Here's a cross section of the situation, with two oriented planes. If you're rotating the red/green plane in the direction of its green side, does that mean clockwise or counterclockwise?
So I don't think you can use the orientation of the planes to fix an interpretation of the angle. However, you write that you have a preferred orientation of the line of intersection, and that sounds more promising.
Namely, you can decide to turn the first plane counterclockwise when looking in the preferred direction along the intersection line.
Somewhat tedious formula-churning implementation of this: Fix some point on the intersection line and consider the plane that is normal to it at that point. Equip that plane with an orthonormal coordinate system that creates a right-handed system together with the preferred direction of the intersection. The orthonormal coordinates create a parametric representation of the normal plane; compose that with the equations for the two original planes; that gives 2D equations within the normal plane for its intersection with the original plane. Now find the angle in the normal plane using standard 2D techniques (e.g as the difference of atan2
values).
Computationally slicker: You can find $|\cos\theta|$ by the dot product or normals in 3D without needing to project into a specific cross section; the only remaining information you need is whether to use $\theta_0$, $\pi-\theta_0$, $\theta_0-\pi$ or $-\theta_0$, where $\theta_0$ is the arccosine of the dot product. But you can actually distinguish between those four cases simply by the combination of (a) the sign of the dot product and (b) whether the cross product of the normals is parallel or antiparallel to the chosen direction of the intersection line. I'd probably make some embarassing mistake if I tried to work our exactly what the connection should be, but there are only 4! possible ways to do it anyway, so just figure it out with trial and error...

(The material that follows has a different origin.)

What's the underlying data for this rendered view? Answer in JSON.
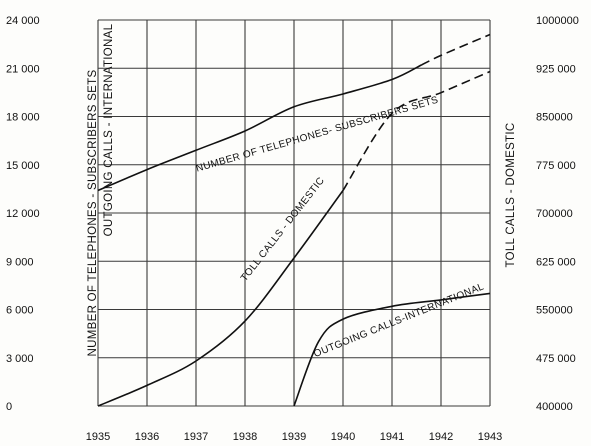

Let's find the dihedral angle between the planes by taking the dot product of normal unit vectors Three points are needed to determine a plane, so in the chain of bonds C-G-O-A we'll take the elements three at a time to get the two planes: C-G-O and G-O-A.
Let us now calculate unit vectors $\mathbf{n}_{CGO}$ and $\mathbf{n}_{GOA}$ normal to these planes. First note that C, G, and O all have $x$-component $0$, so C-G-O lies in the $yz$-plane and we can take $\mathbf{n}_{CGO} = (1,0,0)$. For the other plane, we have:
$$\begin{align}
OG \times OA &= \big((0, 0, 0) - (0, 0.705, 1.2211)\big) \times \big((0, 0, 0) - (-1.2211, -0.705, 0)\big)\\
&=(0, -0.705, -1.2211) \times (1.2211, 0.705, 0)\\
&=(0.8609,-1.4911,0.8609)
\end{align}$$
Before making this a unit vector, let's divide by $0.8609$ to clean things up: this last vector is parallel to $(1,-1.73206,1)$, which I take to be $(1,-\sqrt{3},1)$. Interesting. Shrinking this to a unit vector:
$$\begin{align}
\mathbf{n}_{GOA} &= \frac{OG \times OA}{|OG \times OA|}\\
&=\frac{(1,-\sqrt{3},1)}{||(1,-\sqrt{3},1)||}\\
&=\frac{1}{\sqrt{5}}(1,-\sqrt{3},1)\\
\end{align}$$
Finally, the dihedral angle $\phi$ between our two planes satisfies $\cos{\phi} = \mathbf{n}_{CGO} \cdot \mathbf{n}_{GOA} = \frac{1}{\sqrt{5}}$. In other words, $\phi = \arccos(\frac{1}{\sqrt{5}}) = 1.1071$, or about $63.43^\circ$.
The dihedral angle for D-A-O-G can be calculated the same way.
Best Answer
Note that we can consider two angles between the planes and the normal vectors, the first one $\alpha \le \frac \pi 2$ and the second one $\beta \ge \frac \pi 2$.
In your picture you are considering the acute angle $\alpha$ for the planes and the obtuse angle $\beta$ for the normal vectors and we have $\alpha=\pi - \beta$.